Na França dos anos 60 acompanhamos Annie (Anamaria Vartolomei), uma jovem estudante que tem os seus sonhos e ambições atrapalhados por uma gravidez indesejada. Para poder seguir adiante com a sua vida, Annie procura meios de interromper a gestação. Lidando com questões sociais, o caminho até a liberdade parece fora de alcance para ela, que passa por várias adversidades durante as tentativas de aborto, mutilando o próprio corpo para pôr um fim naquela situação.

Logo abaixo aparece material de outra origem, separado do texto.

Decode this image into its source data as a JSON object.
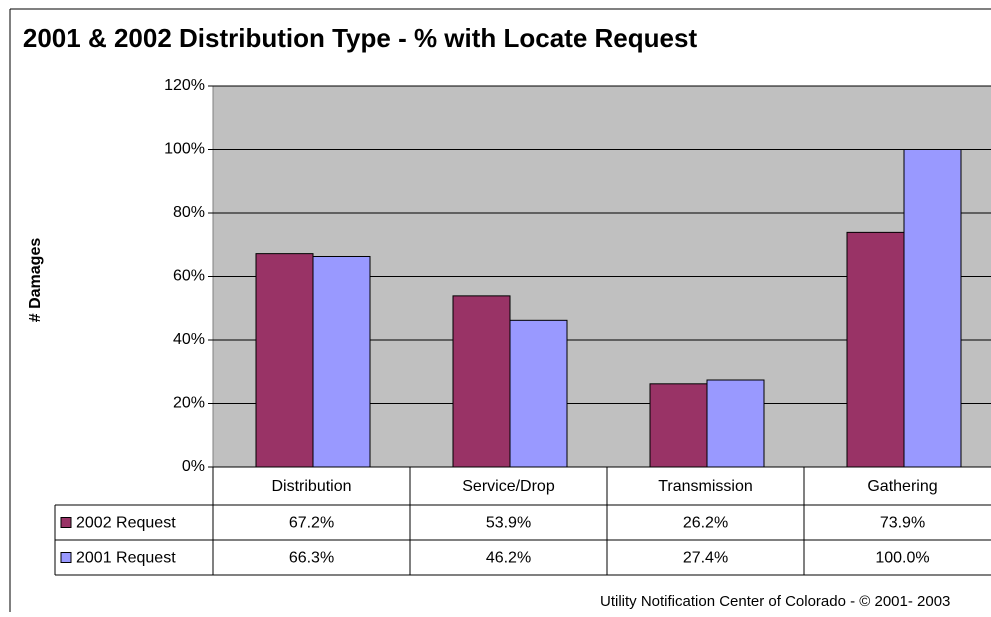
{
  "chart_data": {
    "type": "bar",
    "title": "2001 & 2002 Distribution Type - % with Locate Request",
    "y_label": "# Damages",
    "footer": "Utility Notification Center of Colorado - © 2001- 2003",
    "categories": [
      "Distribution",
      "Service/Drop",
      "Transmission",
      "Gathering"
    ],
    "series": [
      {
        "name": "2002 Request",
        "color": "#993366",
        "values": [
          67.2,
          53.9,
          26.2,
          73.9
        ],
        "value_labels": [
          "67.2%",
          "53.9%",
          "26.2%",
          "73.9%"
        ]
      },
      {
        "name": "2001 Request",
        "color": "#9999ff",
        "values": [
          66.3,
          46.2,
          27.4,
          100.0
        ],
        "value_labels": [
          "66.3%",
          "46.2%",
          "27.4%",
          "100.0%"
        ]
      }
    ],
    "ylim": [
      0,
      120
    ],
    "yticks": [
      {
        "value": 0,
        "label": "0%"
      },
      {
        "value": 20,
        "label": "20%"
      },
      {
        "value": 40,
        "label": "40%"
      },
      {
        "value": 60,
        "label": "60%"
      },
      {
        "value": 80,
        "label": "80%"
      },
      {
        "value": 100,
        "label": "100%"
      },
      {
        "value": 120,
        "label": "120%"
      }
    ],
    "grid": true,
    "plot_background": "#c0c0c0"
  }
}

O trabalho feito pela diretora Audrey Diwan é espetacular e transcende as barreiras narrativas e morais de filmes do gênero. Diwan constrói uma obra densa e violenta, utilizando de enquadramentos fechados para criar a sensação de aprisionamento que Annie se encontra. Diwan acompanha Vartolomei como uma musa, criando o filme perfeito para que a atriz mostre o seu alcance dramático. Ela lida com questões morais com delicadeza e transparência, mostrando que o processo de interrupção da gestação é cansativo, destrutivo e excruciante. As cenas em que Annie experimenta métodos caseiros de aborto são gráficas e aterrorizantes, mas o que Diwan busca aqui não é o shock value, e sim uma maneira de mostrar como o processo é violento ao corpo feminino. Inclusive, o corpo feminino é uma das ferramentas principais da direção de Diwan, que utiliza deles sem qualquer tipo de manipulação ou tentativa de sexualização. O filme em essência é sobre o descobrimento feminino, seja através do prazer ou da dor.

Com a direção magnífica de Diwan é difícil acreditar que uma atuação fraca pudesse sair desse filme, mas Anamaria Vartolomei conseguiu transcender todas as expectativas possíveis. A atriz entregou uma performance visceral, seja de forma física ou emocional. Os olhos expressivos de Vartolomei falam por si só e são responsáveis pelos melhores momentos da atriz no papel. Nessas cenas ela é capaz de passar emoção, frustração, dor e medo com a mesma intensidade, sem errar uma nota sequer. É o tipo de papel que faria de qualquer atriz em Hollywood uma estrela. O mais impressionante na atuação de Vartolomei é a maturidade da atriz, que apesar de jovem controla perfeitamente as emoções e sentimentos da personagem e simplesmente some no papel, fazendo com que o espectador se questione se todo aquele sofrimento é real.

O filme levanta questões sociais pertinentes sem soar enfadonho. A relação entre a mulher e a sociedade é muito bem explorada, fazendo com que o filme seja capaz de criar discussões muito mais interessantes do que simplesmente levantar o questionamento entre o inadmissível e o aceitável quando o assunto é o aborto. A gravidez indesejada de Annie atrapalha o seu desejo e a sua ambição de conseguir uma vida melhor através do estudo, e Diwan sabe muito bem como lidar com o assunto. A libertação feminina não é só um assunto político, é também um assunto sobre classe social. Annie não poderia se dar ao luxo de ter aquele filho porque além de toda a questão emocional envolvida ela não tem condições financeiras de conciliar o estudo e a vida como mãe, fazendo com que os seus sonhos ficassem fora de alcance e com que o seu futuro fosse uma incerteza.

Filmes sobre o aborto e suas condições tem sido mais constantes com o passar dos anos. Exemplos como ‘Never Rarely Sometimes Always’ e ‘Lingui: The Sacred Bonds’ mostram que o tema tem se tornado algo mais aceitável diante a sociedade, fazendo com que o debate sobre o assunto seja mais recorrente e relevante. “Happening”, assim como os outros citados, merece um espaço para debate, se não como um ótimo exemplo de abordagem de temas sociais, pelo menos como uma grande conquista cinematográfica, seja pela direção visceral de Diwan ou pela entrega sublime de Anamaria Vartolomei.